Faik’le bu konuda tartışıyorduk. O, bu savaşı ulus aşamasının zorunlu bir gereği sayıyordu. Ben aynı fikirde değildim. Evet Musevîler bize göre çok üstün bir yaşayışa kavuşmuştu. Ticaret onların elinde idi. Dilencileri yoktu. Ama bütün olanaklar bizim elimizde olduğu halde niçin bu böyle idi ve terörle ne yapılmak isteniyordu, ne sonuç alınabilirdi? Bütün Musevîler evlerinde bile Türkçe konuşsalar biz bir duygusal doyma dışında ne kazanacaktık? Ticarette bizim başarı göstermemizin yolu, acaba onların yok edilmesi miydi? Bu dövmelerin, ev basmaların anlamı var mıydı? Bunlara insanca, bize yakışır davranışlar denilebilir miydi? Bunları düşünüyor ve sadece Faik’le konuşuyordum. Yoksa ben de dayağı yerdim. Bir süre sonra Edirne Valisi alındı, savaş tavsadı ve herşey eski haline döndü.”
Hürrem Bey, doğru sorular soruyor. Muhtemelen benzer soruları soran başka insanlar da var o yıllarda. Fakat belli ki dönem sert, baskıcı. Herkes sadece kendi Faik’i ie konuşabiliyor (yazıda adı geçen Faik kim bilmiyorum. Anı kitabını bulup okumam veya Çağla’ya sormam lazım). Yakınınız olmayan birileri ile konuşmak riskli bir dönem ki, Hürrem Bey, sopa yeme ihtimalinden söz ediyor. Genç Cumhuriyetin eli sopalı.
“O zamanlar iki İspanyolca konuştun mu hemen kalkardı eller havaya, ‘Heeeeyyy Madama, Mösyö! Türkçe konuş vatandaşşş!’ diye. Ya da arkasında sopa tutar sallardı böyle insanın üstüne üstüne. Zordu o zaman, bilmezsin birçok kelime ne demek Türkçe’de. Şimdi sen söyle börekas’ın Türkçesi nasıl söylenir? O börekastır işte. Börek değil ki. Börek denen tespide olur. Börekas tektir.” (Madam B., Avlaremoz.com, Işıl Demirel)
***
Geçen yüzyıl geçmiyor bence. Geçmiş, geçmişte kalmıyor. Geçmeyen bazı şeyler var. Yoksa neden, 2022’de her yer yanık kokarken dönüp de yüz sene öncesinden bugüne tanıklıklar taşıyayım?

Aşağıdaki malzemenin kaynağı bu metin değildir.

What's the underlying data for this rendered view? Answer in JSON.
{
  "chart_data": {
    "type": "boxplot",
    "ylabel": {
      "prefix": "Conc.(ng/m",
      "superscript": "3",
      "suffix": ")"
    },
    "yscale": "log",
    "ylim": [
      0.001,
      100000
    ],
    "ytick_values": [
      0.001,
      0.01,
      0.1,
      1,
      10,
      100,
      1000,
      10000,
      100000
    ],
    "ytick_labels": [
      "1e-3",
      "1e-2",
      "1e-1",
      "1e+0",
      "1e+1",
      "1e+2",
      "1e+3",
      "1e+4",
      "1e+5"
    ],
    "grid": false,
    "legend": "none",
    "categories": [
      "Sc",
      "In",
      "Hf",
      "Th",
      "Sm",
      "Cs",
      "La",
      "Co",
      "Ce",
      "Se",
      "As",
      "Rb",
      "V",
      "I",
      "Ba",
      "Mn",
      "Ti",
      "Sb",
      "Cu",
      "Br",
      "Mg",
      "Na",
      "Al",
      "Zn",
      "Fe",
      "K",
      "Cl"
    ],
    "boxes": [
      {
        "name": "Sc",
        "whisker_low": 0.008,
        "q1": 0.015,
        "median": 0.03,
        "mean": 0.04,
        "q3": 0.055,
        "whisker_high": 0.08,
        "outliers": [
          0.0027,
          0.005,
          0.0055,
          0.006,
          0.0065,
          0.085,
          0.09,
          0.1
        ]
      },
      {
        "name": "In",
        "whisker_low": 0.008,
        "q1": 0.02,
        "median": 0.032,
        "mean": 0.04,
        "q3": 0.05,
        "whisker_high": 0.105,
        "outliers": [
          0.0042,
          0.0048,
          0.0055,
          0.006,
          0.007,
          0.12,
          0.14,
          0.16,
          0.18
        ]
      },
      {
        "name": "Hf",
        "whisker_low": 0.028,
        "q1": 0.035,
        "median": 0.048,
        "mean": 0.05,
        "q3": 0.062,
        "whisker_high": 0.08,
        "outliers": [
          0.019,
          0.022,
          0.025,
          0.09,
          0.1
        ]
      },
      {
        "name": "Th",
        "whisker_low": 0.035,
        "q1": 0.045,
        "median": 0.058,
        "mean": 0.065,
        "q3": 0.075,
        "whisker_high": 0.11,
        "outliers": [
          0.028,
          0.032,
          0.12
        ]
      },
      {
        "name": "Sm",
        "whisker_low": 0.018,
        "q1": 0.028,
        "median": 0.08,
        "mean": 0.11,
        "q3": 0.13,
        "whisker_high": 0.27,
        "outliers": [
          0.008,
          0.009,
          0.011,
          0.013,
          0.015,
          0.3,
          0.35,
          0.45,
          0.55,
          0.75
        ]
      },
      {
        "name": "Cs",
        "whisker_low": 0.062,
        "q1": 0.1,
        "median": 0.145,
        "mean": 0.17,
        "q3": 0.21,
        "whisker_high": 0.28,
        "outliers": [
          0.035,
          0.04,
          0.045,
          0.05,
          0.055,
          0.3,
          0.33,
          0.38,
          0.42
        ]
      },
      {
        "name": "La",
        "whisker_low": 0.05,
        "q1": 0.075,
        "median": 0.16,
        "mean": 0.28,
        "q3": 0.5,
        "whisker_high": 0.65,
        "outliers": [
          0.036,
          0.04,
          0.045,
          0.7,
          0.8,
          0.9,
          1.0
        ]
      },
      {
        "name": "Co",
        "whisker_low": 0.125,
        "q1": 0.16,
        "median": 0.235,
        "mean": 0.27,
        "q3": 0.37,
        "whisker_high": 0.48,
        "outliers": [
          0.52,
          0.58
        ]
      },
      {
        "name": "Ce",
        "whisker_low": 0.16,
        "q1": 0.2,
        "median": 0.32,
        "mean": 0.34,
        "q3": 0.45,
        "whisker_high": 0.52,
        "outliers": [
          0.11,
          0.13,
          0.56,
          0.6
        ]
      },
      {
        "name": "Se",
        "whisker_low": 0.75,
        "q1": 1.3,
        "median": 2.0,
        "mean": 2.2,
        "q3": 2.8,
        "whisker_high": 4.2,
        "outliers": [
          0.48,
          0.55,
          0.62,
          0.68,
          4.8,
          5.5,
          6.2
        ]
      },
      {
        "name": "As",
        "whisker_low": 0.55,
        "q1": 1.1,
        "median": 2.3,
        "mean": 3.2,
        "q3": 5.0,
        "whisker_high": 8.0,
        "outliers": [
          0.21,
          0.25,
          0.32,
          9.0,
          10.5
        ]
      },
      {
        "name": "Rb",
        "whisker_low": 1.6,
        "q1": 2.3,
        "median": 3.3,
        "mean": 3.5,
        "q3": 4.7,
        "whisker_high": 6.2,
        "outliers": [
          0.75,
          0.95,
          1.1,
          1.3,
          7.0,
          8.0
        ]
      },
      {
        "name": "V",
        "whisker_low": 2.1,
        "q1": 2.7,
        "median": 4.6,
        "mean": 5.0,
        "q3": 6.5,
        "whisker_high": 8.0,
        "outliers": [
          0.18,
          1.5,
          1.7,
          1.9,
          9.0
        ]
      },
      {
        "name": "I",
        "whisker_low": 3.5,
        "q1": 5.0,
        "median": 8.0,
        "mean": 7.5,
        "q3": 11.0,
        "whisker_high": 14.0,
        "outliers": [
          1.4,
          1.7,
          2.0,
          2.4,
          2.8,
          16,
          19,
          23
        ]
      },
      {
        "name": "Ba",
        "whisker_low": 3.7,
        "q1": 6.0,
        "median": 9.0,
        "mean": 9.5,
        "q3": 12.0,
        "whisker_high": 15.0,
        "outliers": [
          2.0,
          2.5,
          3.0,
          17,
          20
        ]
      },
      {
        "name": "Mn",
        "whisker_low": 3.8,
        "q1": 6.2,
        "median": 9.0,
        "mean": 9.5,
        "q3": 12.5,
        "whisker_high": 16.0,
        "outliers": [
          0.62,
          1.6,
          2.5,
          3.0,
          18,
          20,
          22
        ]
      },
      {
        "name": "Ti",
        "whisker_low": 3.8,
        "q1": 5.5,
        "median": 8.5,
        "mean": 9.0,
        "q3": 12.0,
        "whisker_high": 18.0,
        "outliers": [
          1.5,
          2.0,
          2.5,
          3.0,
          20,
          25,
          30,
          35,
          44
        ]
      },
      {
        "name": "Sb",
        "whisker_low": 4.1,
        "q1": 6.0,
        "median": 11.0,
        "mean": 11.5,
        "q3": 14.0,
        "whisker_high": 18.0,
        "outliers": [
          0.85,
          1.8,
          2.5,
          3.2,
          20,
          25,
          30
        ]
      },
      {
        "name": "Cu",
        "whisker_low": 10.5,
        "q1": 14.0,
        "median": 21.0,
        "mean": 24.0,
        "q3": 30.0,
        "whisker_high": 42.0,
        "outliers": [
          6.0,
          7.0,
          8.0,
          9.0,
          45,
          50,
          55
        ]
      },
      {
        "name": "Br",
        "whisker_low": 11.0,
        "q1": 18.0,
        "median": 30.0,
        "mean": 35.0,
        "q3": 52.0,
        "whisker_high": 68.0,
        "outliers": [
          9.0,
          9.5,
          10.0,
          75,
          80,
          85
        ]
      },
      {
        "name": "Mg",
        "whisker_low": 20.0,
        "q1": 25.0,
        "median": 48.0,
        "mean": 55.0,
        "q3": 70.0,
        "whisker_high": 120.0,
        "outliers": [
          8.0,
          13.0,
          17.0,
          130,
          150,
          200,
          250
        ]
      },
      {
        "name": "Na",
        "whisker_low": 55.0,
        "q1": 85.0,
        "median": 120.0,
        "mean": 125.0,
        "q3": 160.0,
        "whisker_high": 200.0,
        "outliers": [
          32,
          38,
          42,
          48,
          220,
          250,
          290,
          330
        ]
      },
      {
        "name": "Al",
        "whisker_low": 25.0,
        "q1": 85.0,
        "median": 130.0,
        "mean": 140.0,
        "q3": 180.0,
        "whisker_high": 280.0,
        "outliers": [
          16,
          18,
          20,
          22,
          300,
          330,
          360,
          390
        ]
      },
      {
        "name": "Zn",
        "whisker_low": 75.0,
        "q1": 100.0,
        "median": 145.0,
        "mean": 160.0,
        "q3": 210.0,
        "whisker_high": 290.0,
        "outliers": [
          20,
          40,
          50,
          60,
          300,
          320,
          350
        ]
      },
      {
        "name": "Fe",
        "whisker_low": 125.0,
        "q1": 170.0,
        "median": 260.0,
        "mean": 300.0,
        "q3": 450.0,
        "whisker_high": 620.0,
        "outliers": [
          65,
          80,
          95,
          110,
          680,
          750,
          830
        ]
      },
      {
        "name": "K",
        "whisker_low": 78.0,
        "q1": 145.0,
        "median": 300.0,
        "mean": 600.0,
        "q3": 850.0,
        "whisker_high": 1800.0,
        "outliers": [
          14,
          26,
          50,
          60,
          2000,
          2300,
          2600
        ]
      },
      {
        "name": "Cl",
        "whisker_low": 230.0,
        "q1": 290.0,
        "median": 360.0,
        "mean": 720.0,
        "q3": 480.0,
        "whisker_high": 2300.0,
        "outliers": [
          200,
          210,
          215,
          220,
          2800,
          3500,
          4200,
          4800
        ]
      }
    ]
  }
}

Hürrem Bey ve Madam B.’nin sesleri, düşünceleri kaybolmasın istedim. Irkçı -veya nasıl adlandırırsanız adlandırın- zihniyetin ve onun taşlaşmış halinin yeni ötekiler, hedefler, düşmanlar yaratarak varoluşunu sürdürmesinin çok yönlü maliyetinin aşırı, hatta aşırı ötesi olduğunu söylemeye çalışıyorum. Ruhları karartıyor. Buna hakkı yok. Fakat elinde zor, cebir imkanları var. Ve bunları “demokratik” görünümlü, seçimli, meclisli, maun masalı, maroken koltuklu vs nesneleri + memurları ile uyguluyor.
“Müessese ikramı” ile kapatıyorum:
“… İttihat ve Terakki’nin elinde bir telgraf, telefon ve yazı makinesi veya mühür, damga ve tura vazifesi, yani cansız ve fikirsiz bir kalıp vazifesi gören V. Mehmet Han’dan ve…” (Refik Halit Karay, “Minelbâb İlelmihrâb”, Aktaran S. Yerasimos, İstanbul 1914-1923, İletişim Yayınları)
İnsan nesne olabilir mi? Oluyor demek ki.
Selam ederim.
—-
(*) Şerif Tekben (1908-1983) Eğitimci. 1938’de İlköğretim Müfettişliğine getirildi. Akçadağ ve Dicle Köy Enstitülerinin kuruluşunda çalıştı, bu enstitülere müdürlük yaptı. Sendikacılığı, dergi yayıncılığı, sol hareket içinde yer almışlığı var. 1947’de Elazığ’a, daha sonra İlköğretim müfettişi olarak Edirne’ye sürüldü.